No, the pundits, as usual, have to be taken with a grain of salt.  What this schadenfraude really is about is a perverse combination of angst and pent up anger towards California’s cockiness for the last hundred or so years.  The rest of the country always looked at California with suspicion: Why are they so special? What made them think they could have the best of everything?  California represented the nation’s hopes and dreams.  Just as America offered the promise of a better life for millions around the globe, so did California for millions of Americans—with the same resulting jealousies and love/hate relationship.  So now that it’s supposedly over, they can’t help but enjoy it a little.  But there’s a nervousness to their laughter.


As John Hodgeman said, “It’s like they think they can Europe over there, but without taxes and clean teeth.”  But the California Dream was always a bit absurd: gold literally paving the streams, sunshine all year round, and everyone living the Good Life.  If the American Dream is to be thought as taking the ideals of European Enlightenment and amalgamating it across the very American ideology of Pragmatism, then the California Dream has taken that Dream and pulled out the rug of reality from underneath.  Why not a house for every home and a starlet in every girl?  Why not make the American Dream a reality for everyone?  There’s more than enough space here—natural, cinematic, technological—to make it happen.

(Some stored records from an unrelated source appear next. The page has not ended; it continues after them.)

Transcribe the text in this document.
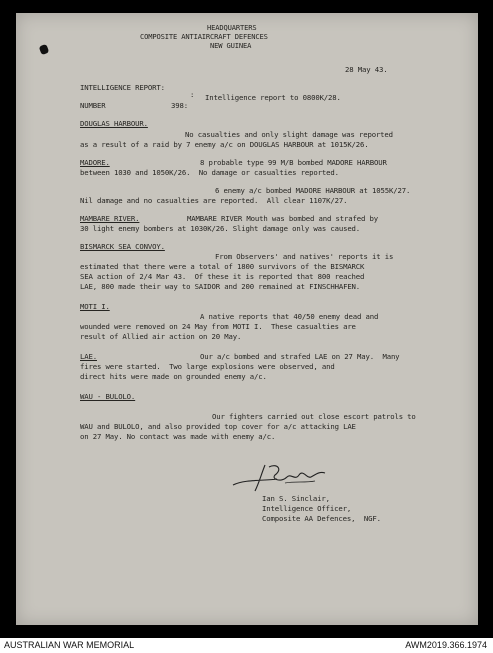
HEADQUARTERS
COMPOSITE ANTIAIRCRAFT DEFENCES
NEW GUINEA
28 May 43.
INTELLIGENCE REPORT:
: Intelligence report to 0800K/28.
NUMBER	398:
DOUGLAS HARBOUR.
No casualties and only slight damage was reported
as a result of a raid by 7 enemy a/c on DOUGLAS HARBOUR at 1015K/26.
MADORE.	8 probable type 99 M/B bombed MADORE HARBOUR
between 1030 and 1050K/26.  No damage or casualties reported.
6 enemy a/c bombed MADORE HARBOUR at 1055K/27.
Nil damage and no casualties are reported.  All clear 1107K/27.
MAMBARE RIVER.	MAMBARE RIVER Mouth was bombed and strafed by
30 light enemy bombers at 1030K/26. Slight damage only was caused.
BISMARCK SEA CONVOY.
From Observers' and natives' reports it is
estimated that there were a total of 1800 survivors of the BISMARCK
SEA action of 2/4 Mar 43.  Of these it is reported that 800 reached
LAE, 800 made their way to SAIDOR and 200 remained at FINSCHHAFEN.
MOTI I.
A native reports that 40/50 enemy dead and
wounded were removed on 24 May from MOTI I.  These casualties are
result of Allied air action on 20 May.
LAE.	Our a/c bombed and strafed LAE on 27 May.  Many
fires were started.  Two large explosions were observed, and
direct hits were made on grounded enemy a/c.
WAU - BULOLO.
Our fighters carried out close escort patrols to
WAU and BULOLO, and also provided top cover for a/c attacking LAE
on 27 May. No contact was made with enemy a/c.
Ian S. Sinclair,
Intelligence Officer,
Composite AA Defences,  NGF.
AUSTRALIAN WAR MEMORIAL	AWM2019.366.1974
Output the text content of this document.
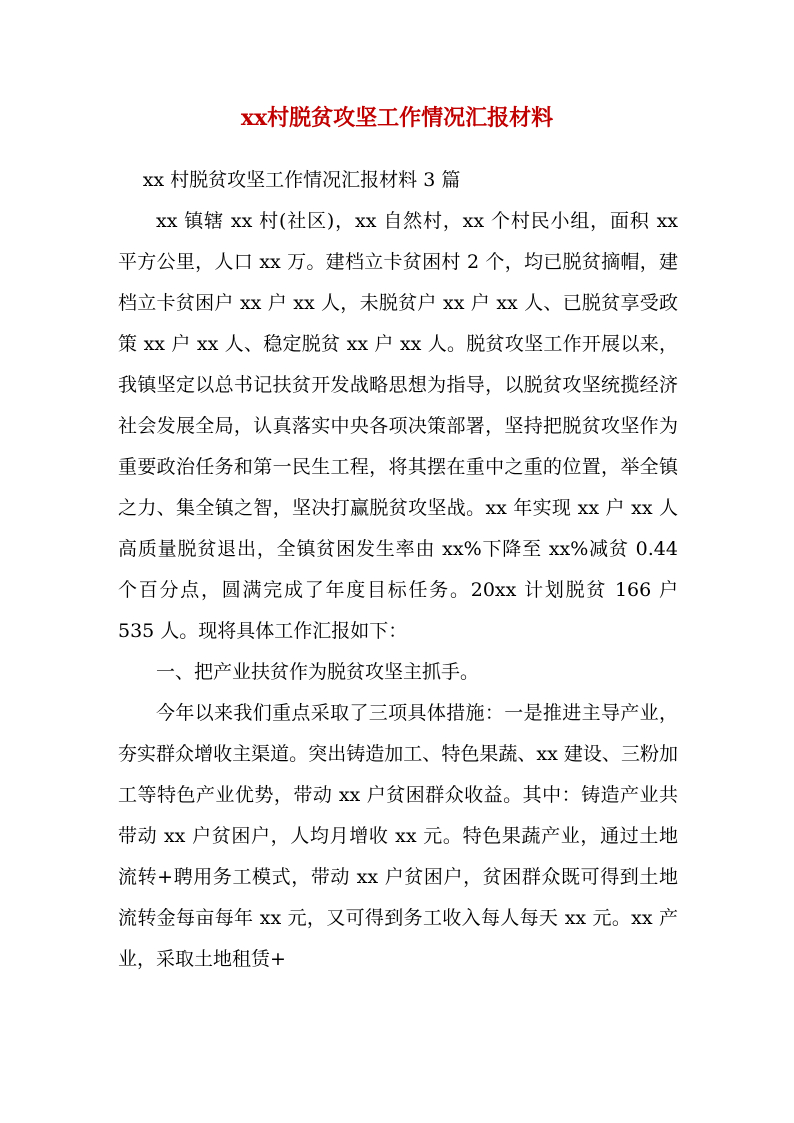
xx村脱贫攻坚工作情况汇报材料

xx 村脱贫攻坚工作情况汇报材料 3 篇

xx 镇辖 xx 村(社区)，xx 自然村，xx 个村民小组，面积 xx 平方公里，人口 xx 万。建档立卡贫困村 2 个，均已脱贫摘帽，建档立卡贫困户 xx 户 xx 人，未脱贫户 xx 户 xx 人、已脱贫享受政策 xx 户 xx 人、稳定脱贫 xx 户 xx 人。脱贫攻坚工作开展以来，我镇坚定以总书记扶贫开发战略思想为指导，以脱贫攻坚统揽经济社会发展全局，认真落实中央各项决策部署，坚持把脱贫攻坚作为重要政治任务和第一民生工程，将其摆在重中之重的位置，举全镇之力、集全镇之智，坚决打赢脱贫攻坚战。xx 年实现 xx 户 xx 人高质量脱贫退出，全镇贫困发生率由 xx%下降至 xx%减贫 0.44 个百分点，圆满完成了年度目标任务。20xx 计划脱贫 166 户 535 人。现将具体工作汇报如下：

一、把产业扶贫作为脱贫攻坚主抓手。

今年以来我们重点采取了三项具体措施：一是推进主导产业，夯实群众增收主渠道。突出铸造加工、特色果蔬、xx 建设、三粉加工等特色产业优势，带动 xx 户贫困群众收益。其中：铸造产业共带动 xx 户贫困户，人均月增收 xx 元。特色果蔬产业，通过土地流转+聘用务工模式，带动 xx 户贫困户，贫困群众既可得到土地流转金每亩每年 xx 元，又可得到务工收入每人每天 xx 元。xx 产业，采取土地租赁+
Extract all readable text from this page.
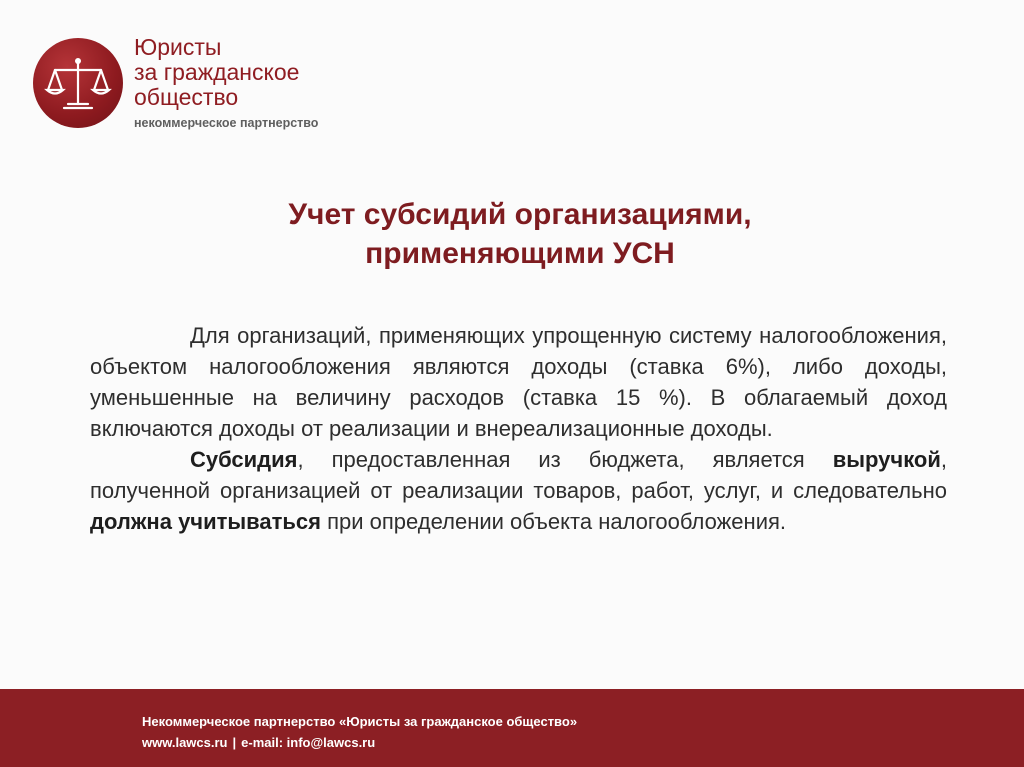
Юристы
за гражданское
общество
некоммерческое партнерство
Учет субсидий организациями,
применяющими УСН

Для организаций, применяющих упрощенную систему налогообложения, объектом налогообложения являются доходы (ставка 6%), либо доходы, уменьшенные на величину расходов (ставка 15 %). В облагаемый доход включаются доходы от реализации и внереализационные доходы.

Субсидия, предоставленная из бюджета, является выручкой, полученной организацией от реализации товаров, работ, услуг, и следовательно должна учитываться при определении объекта налогообложения.

Некоммерческое партнерство «Юристы за гражданское общество»
www.lawcs.ru | e-mail: info@lawcs.ru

But occasionally that rarefied ideal crashes into some inconvenient realities.  Isn’t that the paradox of California’s Constitution?  Seemingly everything deserves a place in the sacred document—a bit of the state for all!  The People have said spoken.  Of course, if everything is fundamental, then really nothing is.  And therein lies the hollow kernel of the California Dream—just as devoid there as in Santa Barbara’s monotonously worry-free living.  That’s why there’s no neat, easily referencible parable for it.[i] Yet as we claw desperately for social redemption, there is value and virtue in obfuscation: only there can all of humanity hope to fit.  For California’s Dream is ultimately man’s, the idea of creating heaven on earth.  That’s why there’s no need to write California off yet: there’s bound to be some earthquakes when you sublate the divine into the temporal.

 

[i]Compare that to America’s one house, two cars, a white picket fence, and 2.1 smiling children.